Recapacitó. Disponía de varias cartas, pero aún no lograba saber cómo ligarlas para hacer jugada. En primer lugar, lo que era una insinuación manifestada en busca de otro objetivo tomaba entidad por sí misma ante la reacción de sus destinatarios, los hermanos Fombona: la muerte de Elena pudo ser provocada y eso les afectaba directamente a ellos, beneficiarios de su fortuna. En segundo lugar, Elena Villacruz había citado a sus cuatro hijos en Madrid al día siguiente de su muerte; los citó un lunes y murió el domingo. ¿Para qué? No se convoca un consejo de familia por una nimiedad, volvió a repetirse; algo serio debía de haber ocurrido y se iba a discutir entre todos. ¿A quién apuntaba? ¿A uno de ellos? ¿A todos ellos? En tercer lugar, y aunque no tuviera nada que ver con lo anterior, alguien había entrado en su habitación y robado un conjunto de ropa íntima. Y, por último, alguien seguía atentamente sus pasos, y esta vez la sensación no era producto del subconsciente sino una clase de intuición que ella conocía muy bien y que siempre le había dado excelentes resultados. Todo aparentemente traído por los pelos, pero eran las cartas que tenía en la mano y con las que debía jugar. ¿Jugar a qué?
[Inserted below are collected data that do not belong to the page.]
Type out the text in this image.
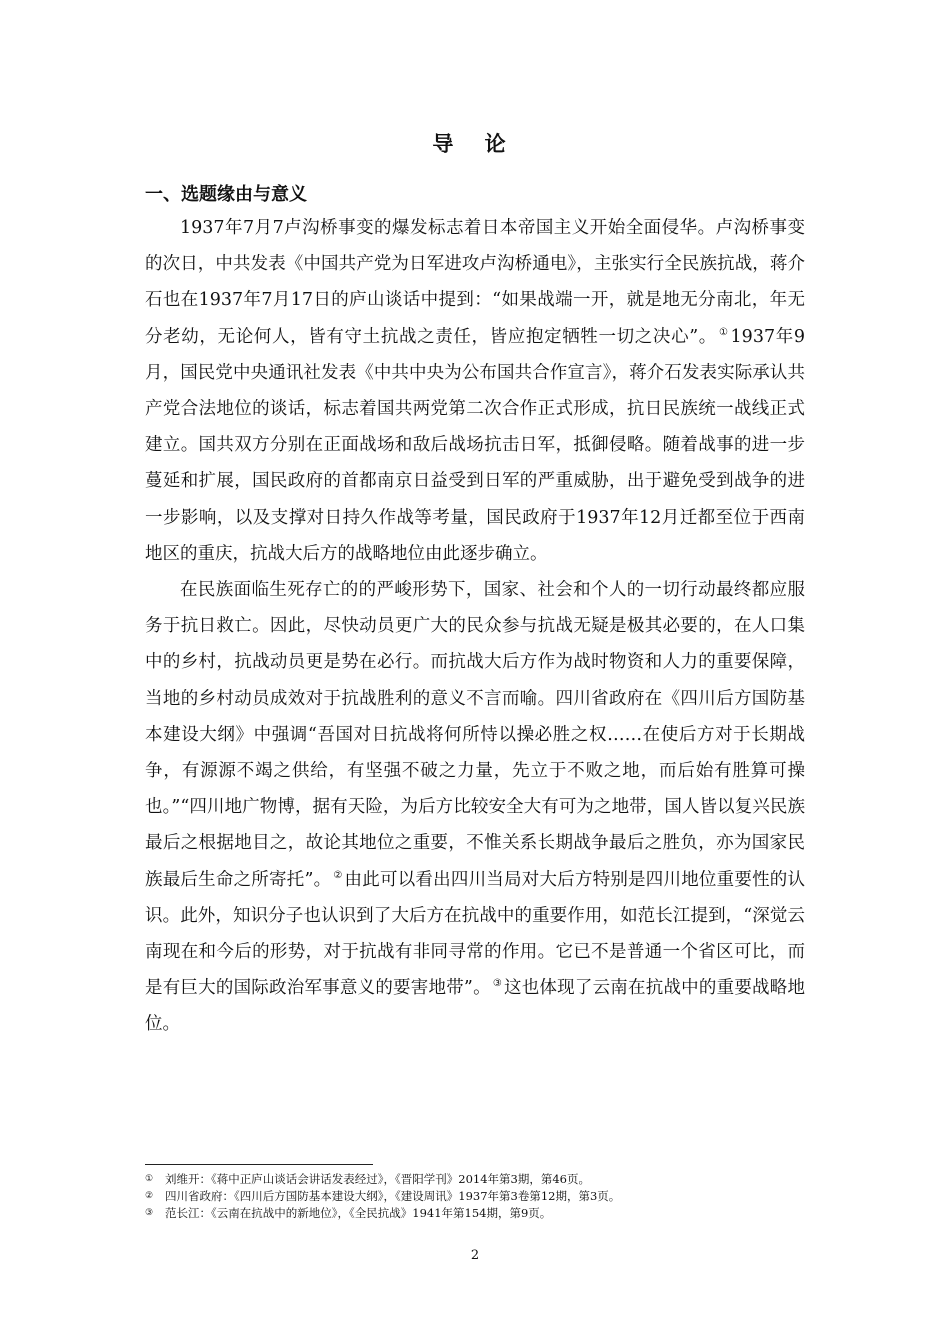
导 论
一、选题缘由与意义

1937年7月7卢沟桥事变的爆发标志着日本帝国主义开始全面侵华。卢沟桥事变的次日，中共发表《中国共产党为日军进攻卢沟桥通电》，主张实行全民族抗战，蒋介石也在1937年7月17日的庐山谈话中提到：“如果战端一开，就是地无分南北，年无分老幼，无论何人，皆有守土抗战之责任，皆应抱定牺牲一切之决心”。 ① 1937年9月，国民党中央通讯社发表《中共中央为公布国共合作宣言》，蒋介石发表实际承认共产党合法地位的谈话，标志着国共两党第二次合作正式形成，抗日民族统一战线正式建立。国共双方分别在正面战场和敌后战场抗击日军，抵御侵略。随着战事的进一步蔓延和扩展，国民政府的首都南京日益受到日军的严重威胁，出于避免受到战争的进一步影响，以及支撑对日持久作战等考量，国民政府于1937年12月迁都至位于西南地区的重庆，抗战大后方的战略地位由此逐步确立。

在民族面临生死存亡的的严峻形势下，国家、社会和个人的一切行动最终都应服务于抗日救亡。因此，尽快动员更广大的民众参与抗战无疑是极其必要的，在人口集中的乡村，抗战动员更是势在必行。而抗战大后方作为战时物资和人力的重要保障，当地的乡村动员成效对于抗战胜利的意义不言而喻。四川省政府在《四川后方国防基本建设大纲》中强调“吾国对日抗战将何所恃以操必胜之权……在使后方对于长期战争，有源源不竭之供给，有坚强不破之力量，先立于不败之地，而后始有胜算可操也。”“四川地广物博，据有天险，为后方比较安全大有可为之地带，国人皆以复兴民族最后之根据地目之，故论其地位之重要，不惟关系长期战争最后之胜负，亦为国家民族最后生命之所寄托”。 ② 由此可以看出四川当局对大后方特别是四川地位重要性的认识。此外，知识分子也认识到了大后方在抗战中的重要作用，如范长江提到，“深觉云南现在和今后的形势，对于抗战有非同寻常的作用。它已不是普通一个省区可比，而是有巨大的国际政治军事意义的要害地带”。 ③ 这也体现了云南在抗战中的重要战略地位。

① 刘维开：《蒋中正庐山谈话会讲话发表经过》，《晋阳学刊》2014年第3期，第46页。
② 四川省政府：《四川后方国防基本建设大纲》，《建设周讯》1937年第3卷第12期，第3页。
③ 范长江：《云南在抗战中的新地位》，《全民抗战》1941年第154期，第9页。
2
Mariana razonaba con más agudeza cuando podía hacerlo en voz alta ante una persona de su confianza, por lo que echó de menos a Carmen, su antigua secretaria de Juzgado, que seguía ejerciendo en San Pedro del Mar. Aquí no tenía a nadie con quien hablar. Quizá podría haberlo intentado con Rodolfo por aquello de haber sido compañeros de estudios, pero aunque a primera vista pareciera con mucho más sensato y sentado que cualquier Fombona, se había autoincorporado ya a la familia; entre ambos no había ninguna confianza ni, al parecer, ganas de tenerla por parte de ninguno de los dos y, además, su reacción a las posibles confidencias y razonamientos resultaba impredecible. Amelia hubiera sido la opción natural de tratarse de cualquier otra cosa, pero estaba en camino desde Madrid, era el día de su boda y, por encima de todo, si le insinuaba la posibilidad de un crimen en la familia, le daría un ataque. Y ahí se terminaban sus posibilidades. El resto de los invitados, al menos los que se alojaban en el hotel, eran desconocidos o, en todo caso, gente ajena a ella. Pena de Carmen.

Entonces se acordó de Mansur. Quizá fuera el confidente adecuado. Un tipo inteligente, perspicaz, culto y lo suficientemente cínico como para recibir sus confidencias sin compromiso. Aunque era mayor que ella tenían cosas en común: un pasado universitario de combate, una idea bastante abierta de las cosas de la vida, una última displicencia ante las grandes verdades y un notable interés por los comportamientos de las personas. Sí, pensó que podría ser, que quizá mereciera la pena hacer un aparte con él, al menos para tantearle.

Habían dejado de observarla. Quienquiera que fuese ya no se encontraba tras alguno de los cristales de la fachada posterior. Del mismo modo que supo que la seguían, supo ahora que la habían dejado en paz. De momento. Lo único fastidioso, o inquietante, era la presunción de que sus intuiciones estaban directamente relacionadas con el observador.